As I revise my novel, one of the problems I’m working on is too much exposition, especially in the beginning chapters.

I’ve devised a little trick to help as it’s not always apparent to me when I have too much.

What is exposition, anyway?

Author Beth Amos defines exposition as “information that is offered to readers to help them understand the plot, characters, or setting in a story. Exposition is telling, not showing, and passive rather than active.”

What is too much exposition?

Amos has a nice way of explaining when you’re hitting the danger zone with exposition:

The key is to use it piecemeal, doling it out in small chunks and only when absolutely necessary. To involve readers in your story, you need to maintain their interest and pique their curiosity. You do that by revealing just enough details to make a character or situation intriguing without insulting the reader’s intelligence by spelling it out for them. And if you can offer those same revelations through dialogue and action, so much the better.

Think of real life. When we meet a person for the first time, we know nothing about their past, their personalities, or even much of their present day life. Over time, if we continue to be exposed to this person, we will glean these details through the person’s actions, interactions, and conversations. The more puzzling and complex a person seems, the more our interest is piqued. In contrast, when you meet someone who is so fascinated by his own life that he proceeds to tell you every aspect of it in excruciating detail, the impulse is to run as fast as you can in the opposite direction.

Here’s my trick to reducing exposition:

I’ve been rereading each scene and chapter looking only for tell-ish exposition — anywhere I’m stepping out of the “present” to explain something so the reader better understands the deeper context — and I highlight it in yellow. I especially look for exposition that feels like it could be taken out without affecting the action or flow of the scene.
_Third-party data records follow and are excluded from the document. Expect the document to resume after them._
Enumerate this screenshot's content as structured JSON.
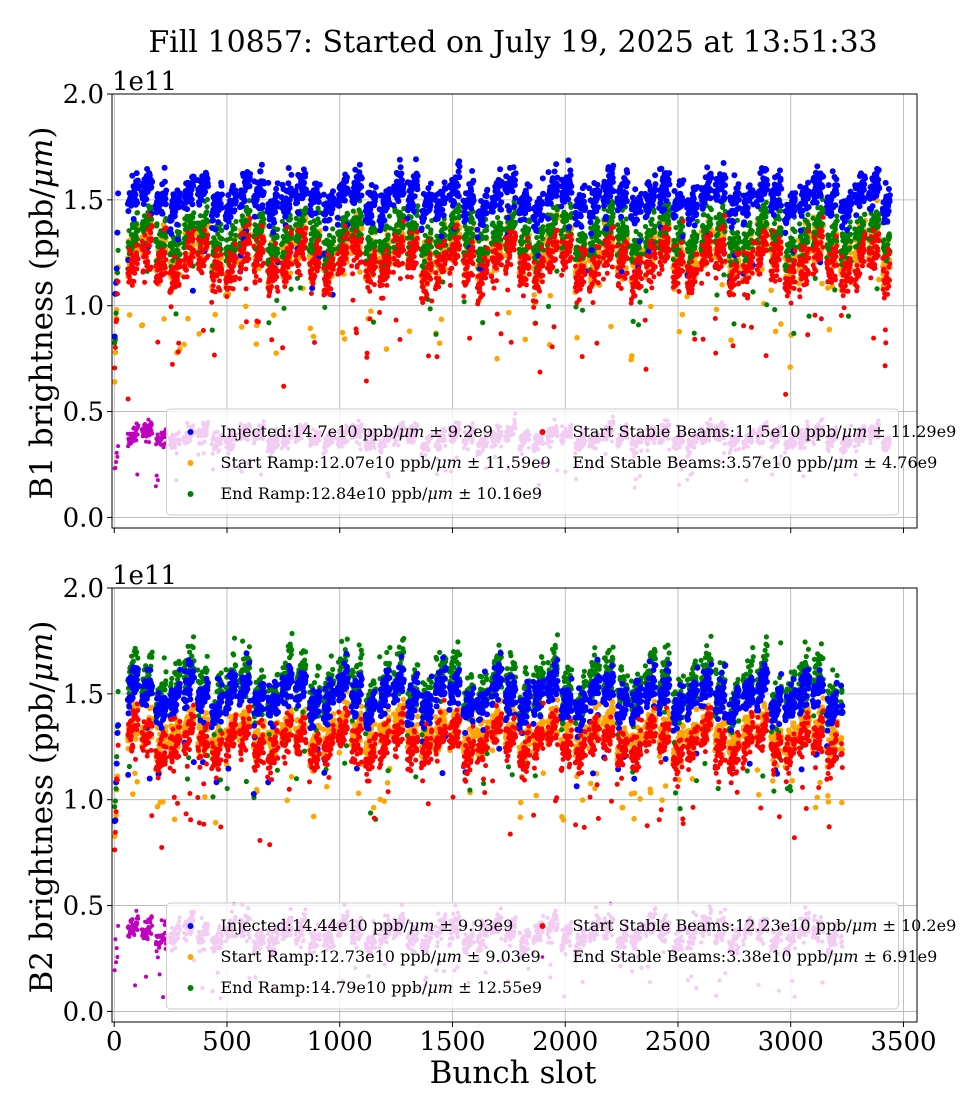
{
  "figure": {
    "title": "Fill 10857: Started on July 19, 2025 at 13:51:33",
    "xlabel": "Bunch slot"
  },
  "colors": {
    "injected": "#0000ff",
    "start_ramp": "#ffa500",
    "end_ramp": "#008000",
    "start_stable": "#ff0000",
    "end_stable": "#bf00bf"
  },
  "chart_data": [
    {
      "type": "scatter",
      "panel": "B1",
      "ylabel": "B1 brightness (ppb/μm)",
      "y_offset_text": "1e11",
      "xlim": [
        -10,
        3560
      ],
      "ylim": [
        -0.05,
        2.0
      ],
      "x_ticks": [
        0,
        500,
        1000,
        1500,
        2000,
        2500,
        3000,
        3500
      ],
      "y_ticks": [
        0.0,
        0.5,
        1.0,
        1.5,
        2.0
      ],
      "y_tick_labels": [
        "0.0",
        "0.5",
        "1.0",
        "1.5",
        "2.0"
      ],
      "grid": true,
      "legend_position": "lower center",
      "x_range": [
        0,
        3440
      ],
      "series": [
        {
          "name": "Injected:14.7e10 ppb/μm ± 9.2e9",
          "key": "injected",
          "mean": 1.47,
          "std": 0.092
        },
        {
          "name": "Start Ramp:12.07e10 ppb/μm ± 11.59e9",
          "key": "start_ramp",
          "mean": 1.207,
          "std": 0.1159
        },
        {
          "name": "End Ramp:12.84e10 ppb/μm ± 10.16e9",
          "key": "end_ramp",
          "mean": 1.284,
          "std": 0.1016
        },
        {
          "name": "Start Stable Beams:11.5e10 ppb/μm ± 11.29e9",
          "key": "start_stable",
          "mean": 1.15,
          "std": 0.1129
        },
        {
          "name": "End Stable Beams:3.57e10 ppb/μm ± 4.76e9",
          "key": "end_stable",
          "mean": 0.357,
          "std": 0.0476
        }
      ]
    },
    {
      "type": "scatter",
      "panel": "B2",
      "ylabel": "B2 brightness (ppb/μm)",
      "y_offset_text": "1e11",
      "xlim": [
        -10,
        3560
      ],
      "ylim": [
        -0.05,
        2.0
      ],
      "x_ticks": [
        0,
        500,
        1000,
        1500,
        2000,
        2500,
        3000,
        3500
      ],
      "x_tick_labels": [
        "0",
        "500",
        "1000",
        "1500",
        "2000",
        "2500",
        "3000",
        "3500"
      ],
      "y_ticks": [
        0.0,
        0.5,
        1.0,
        1.5,
        2.0
      ],
      "y_tick_labels": [
        "0.0",
        "0.5",
        "1.0",
        "1.5",
        "2.0"
      ],
      "grid": true,
      "legend_position": "lower center",
      "x_range": [
        0,
        3230
      ],
      "series": [
        {
          "name": "Injected:14.44e10 ppb/μm ± 9.93e9",
          "key": "injected",
          "mean": 1.444,
          "std": 0.0993
        },
        {
          "name": "Start Ramp:12.73e10 ppb/μm ± 9.03e9",
          "key": "start_ramp",
          "mean": 1.273,
          "std": 0.0903
        },
        {
          "name": "End Ramp:14.79e10 ppb/μm ± 12.55e9",
          "key": "end_ramp",
          "mean": 1.479,
          "std": 0.1255
        },
        {
          "name": "Start Stable Beams:12.23e10 ppb/μm ± 10.2e9",
          "key": "start_stable",
          "mean": 1.223,
          "std": 0.102
        },
        {
          "name": "End Stable Beams:3.38e10 ppb/μm ± 6.91e9",
          "key": "end_stable",
          "mean": 0.338,
          "std": 0.0691
        }
      ]
    }
  ]
}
In other words, it’s just not that relevant or necessary.

If the highlighted portion is more than two lines, I trim it down to two (or less). But instead of simply deleting the offending text, I cut and paste it into a text document in my Scrivener project that I titled “Scraps.” This way, I’m not losing the extra information — and I don’t forget what it is, either. I’m taking it and moving it to the side, out of the way, so I can recycle it later, or so I can remember why it was so important in the first place.

What this has taught me:

First, it’s made this exercise has made it much easier to spot heavy exposition in my novel. It really is true that it’s difficult, if not impossible, to look for everything (character, exposition, description, etc.) at the same time — you need to take a pass for one thing, then a pass for another.

Second, I’ve learned to take out the bits I don’t need and find more creative ways to incorporate them. For example, in my novel, I realized I had told the reader what my character’s unusual routine was each morning when I could have shown her going through it at the start of the story.
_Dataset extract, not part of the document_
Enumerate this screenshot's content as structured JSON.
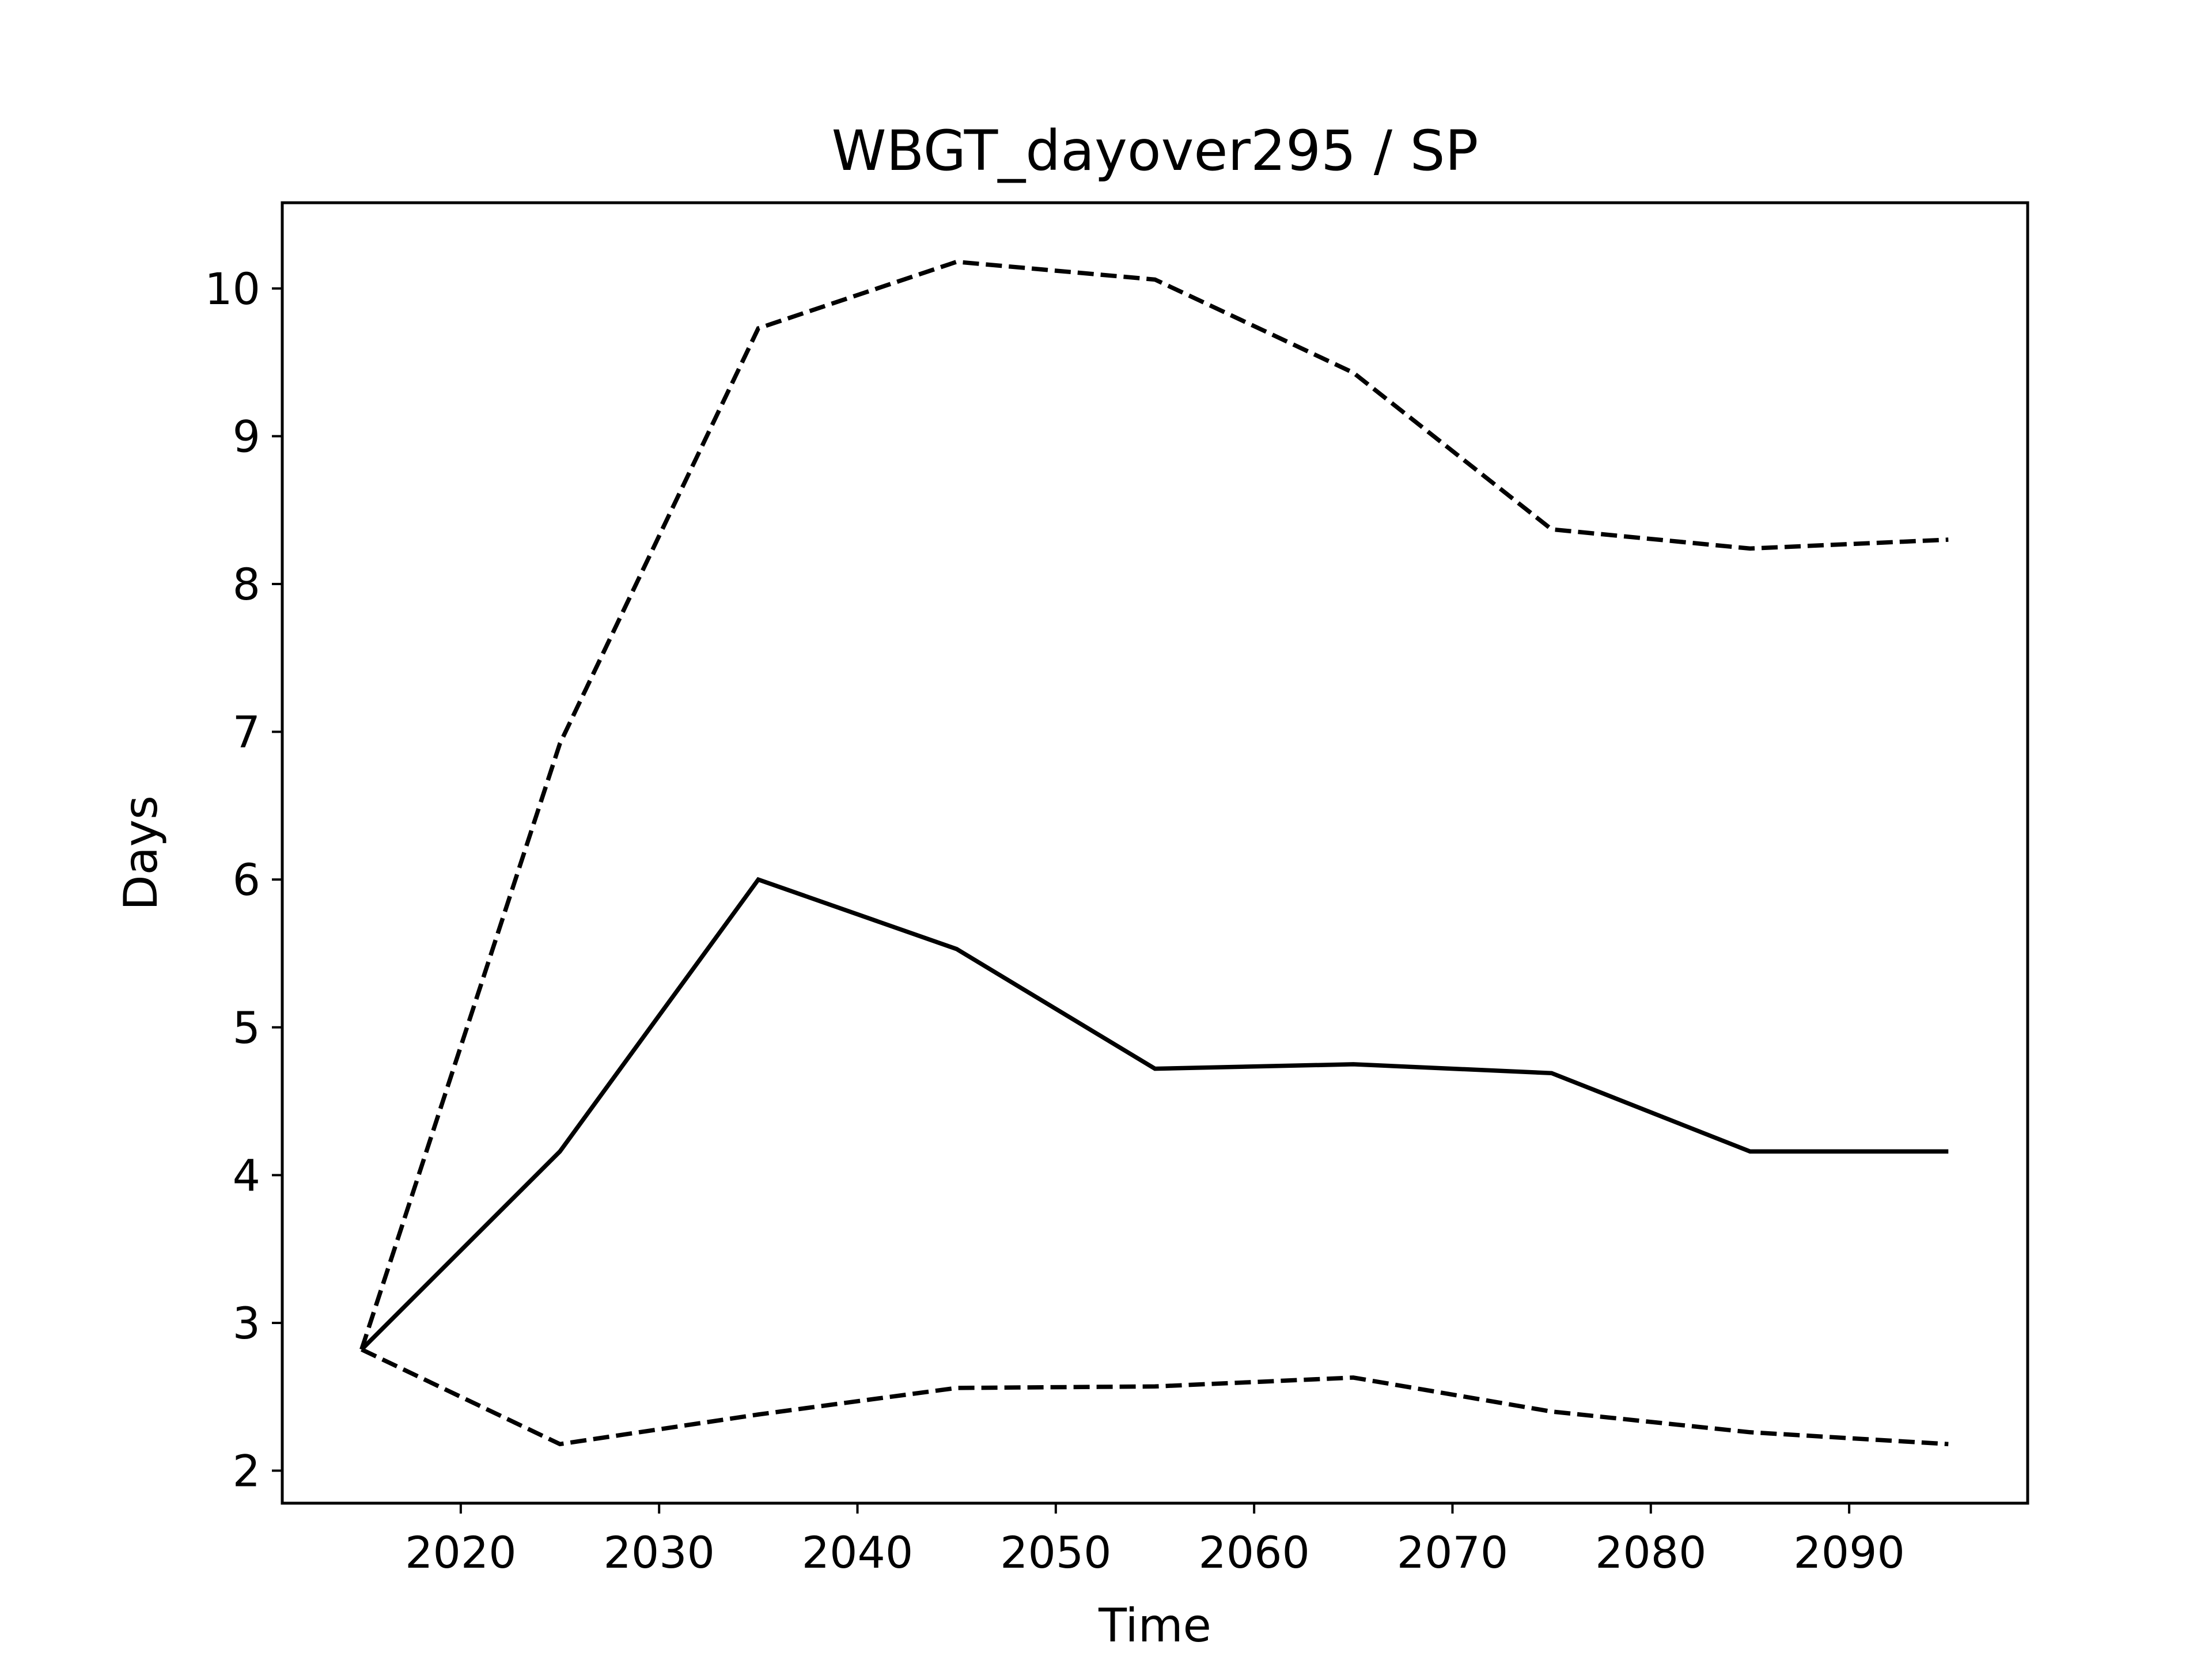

What techniques do you use to eliminate unnecessary exposition in your stories?

2 thoughts on “Here’s a trick for eliminating unnecessary exposition in your novel

  1. Write This Down

    I noticed you mentioned Scrivner? How do you like it? I used it for a trial 30 days and enjoyed it, but felt a little overwhelmed in that small amount of time to get a real grasp on it. What’s your take? Great info on exposition. I know it’s needed to help give people a background, and I think what happens (myself included) is we get so excited about this background info that’s coming out of our brains, we just keep it going, not realizing that the reader probably doesn’t want the character’s life story all at once. It’s something I’m guessing you get better at with time. I like the scraps idea you have. Thanks for the post!